I've been staring at this blank screen for way to long. I'm not sure where to start.
This time last week I was in a different and very foreign country, on a continent I had never visited before, and walking around a university that was unknown to me 3 months ago. I was both frustrated by my total inability to speak or understand the language surrounding me and surprised at how easy it was to connect deeply with people despite vast language and cultural differences. I was in awe of the sense of family that can exist so instantly among the people of God.
And today, I'm back at my computer, in my windowless office, pondering how we blip back into our normal life so quickly. Picking back up where we left off, while carrying with us the things we saw and learned, is what I desire to gain from this experience. As impactful as it is to fly across the world to serve and love others, I am more and more convinced that we are called to live with missional hearts right here in our own city, jobs, and neighborhoods.

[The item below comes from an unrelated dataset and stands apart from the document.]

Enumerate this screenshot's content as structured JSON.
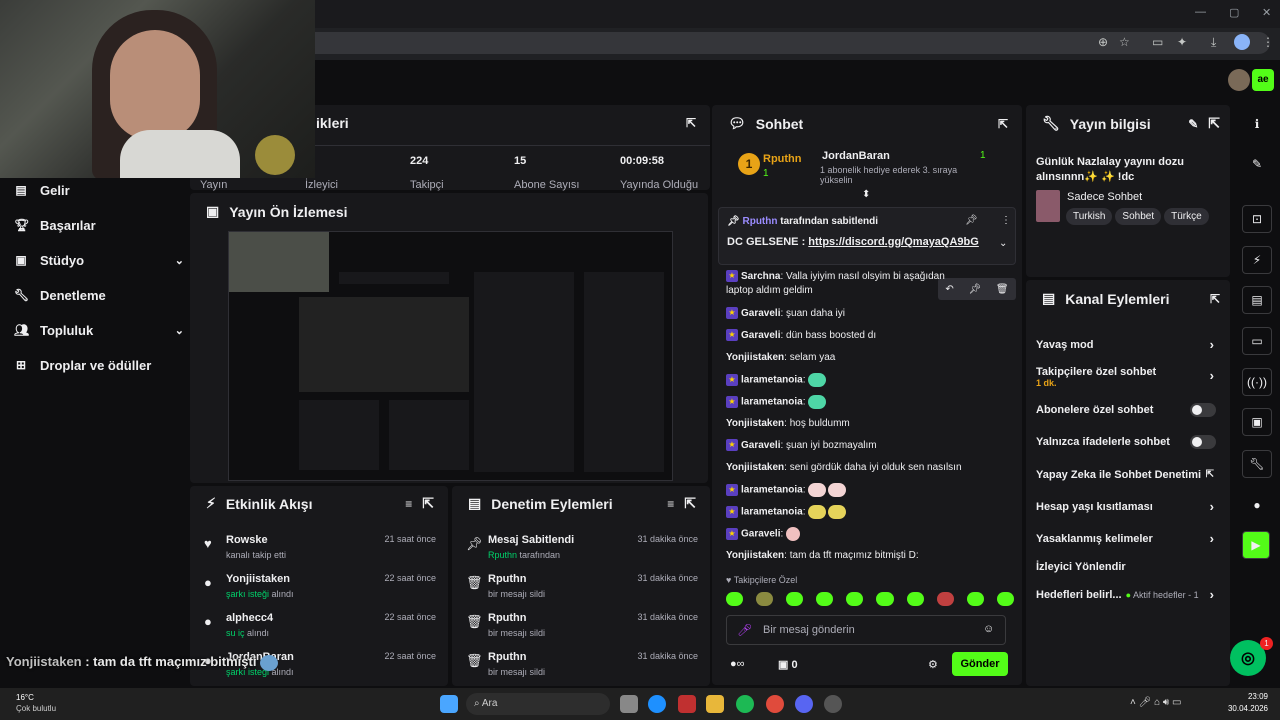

It's hard to distill the stories and lessons learned from last week's journey to and through Valencia, and I confess I'm not quite up to that challenge yet. The fatigue of waking at 4:30am daily and returning to the apartment at 10pm caught up with me on Monday morning, and I'm fighting to stay awake at my desk. There were some miraculous provisions of translators, ordinary moments that required obedience, and transcendent moments of watching God work in and through and around us. I continue to be humbled and grateful for the love, prayers, and financial support we received for this journey, and certainly hope to bring encouragement and light through this experience.